Hükümetin susukunluğu
Hükümete gelince: Org. Başbuğ ile Genelkurmay iyi-kötü bir arayış içinde, ancak GAP Eylem Planı çıkışı dışında AKP’nin çok uzun bir süredir konuya elini bile sürmek istemediğini görüyoruz. Tabii bir de Başbakan Erdoğan’ın Diyarbakır (ve ek olarak Batman) belediye başkanlıklarını kazanma inadı var. AKP Lideri, her vesileyle dile getirdiği bu özleminin gerginlikleri daha da artırdığının farkında olmayabilir mi? Tabii daha çarpıcı bir başka soru: Diyarbakır, Batman ve hatta Tunceli’yi AKP kazanacak olursa Türkiye’nin Kürt sorunu sona mı erecek?

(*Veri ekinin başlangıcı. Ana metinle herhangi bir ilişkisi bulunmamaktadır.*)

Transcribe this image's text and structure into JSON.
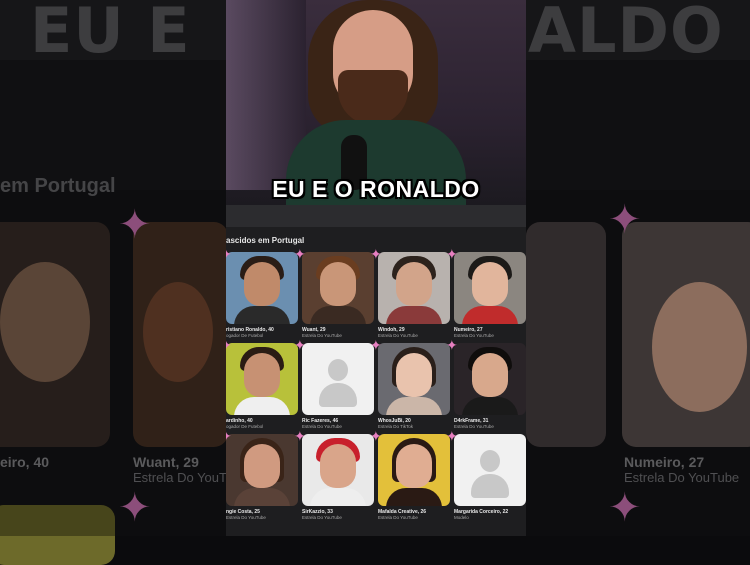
{
  "background": {
    "title_left": "EU E",
    "title_right": "ALDO",
    "subtitle": "em Portugal",
    "labels": [
      {
        "name": "eiro, 40",
        "role": ""
      },
      {
        "name": "Wuant, 29",
        "role": "Estrela Do YouTube"
      },
      {
        "name": "Numeiro, 27",
        "role": "Estrela Do YouTube"
      }
    ]
  },
  "video": {
    "caption": "EU E O RONALDO"
  },
  "section": {
    "title": "ascidos em Portugal"
  },
  "people": [
    {
      "name": "ristiano Ronaldo, 40",
      "role": "ogador De Futebol",
      "placeholder": false
    },
    {
      "name": "Wuant, 29",
      "role": "Estrela Do YouTube",
      "placeholder": false
    },
    {
      "name": "Windoh, 29",
      "role": "Estrela Do YouTube",
      "placeholder": false
    },
    {
      "name": "Numeiro, 27",
      "role": "Estrela Do YouTube",
      "placeholder": false
    },
    {
      "name": "ardinho, 40",
      "role": "ogador De Futebol",
      "placeholder": false
    },
    {
      "name": "Ric Fazeres, 46",
      "role": "Estrela Do YouTube",
      "placeholder": true
    },
    {
      "name": "WhosJuBi, 20",
      "role": "Estrela Do TikTok",
      "placeholder": false
    },
    {
      "name": "D4rkFrame, 31",
      "role": "Estrela Do YouTube",
      "placeholder": false
    },
    {
      "name": "ngie Costa, 25",
      "role": "Estrela Do YouTube",
      "placeholder": false
    },
    {
      "name": "SirKazzio, 33",
      "role": "Estrela Do YouTube",
      "placeholder": false
    },
    {
      "name": "Mafalda Creative, 26",
      "role": "Estrela Do YouTube",
      "placeholder": false
    },
    {
      "name": "Margarida Corceiro, 22",
      "role": "Modelo",
      "placeholder": true
    }
  ]
}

Askerin Kürt sorunu konusuna siyasi olarak müdahil olmasından -haklı bir şekilde- rahatsız olanlar, aynı sertlikte, hükümeti de bu sorunu halı altına süpürdüğü için eleştirmeliler.
Dün “Aktütün, Dağlıca’dan daha kritik bir saldırı” demiş ve dört temel siyasi tespit yapmıştım. Bugün bunlara bir yenisini eklemek istiyorum: Dağlıca’dan sonra kara harekâtı beklentisi vardı. Bir kere Kuzey Irak’a girildi mi PKK’nın biteceğine inananlar veya inanmak isteyenler pek çoktu. Bugünse “Haydi Irak’a girelim” diyen pek yok. Diyenler de “Girelim ve uzun süre çıkmayalım” gibi hayli maceracı önerilerle geliyorlar. Demek istediğim “aynı lafları dinlemekten bıktık”, “artık yeter”, “sabrımız taştı” diye feryat edenlerin “Peki ne yapmak lazım?” sorusuna verebilecek ciddi cevapları yok. İşte Türkiye’nin esas sorunu bu tıkanıklıktan kaynaklanıyor.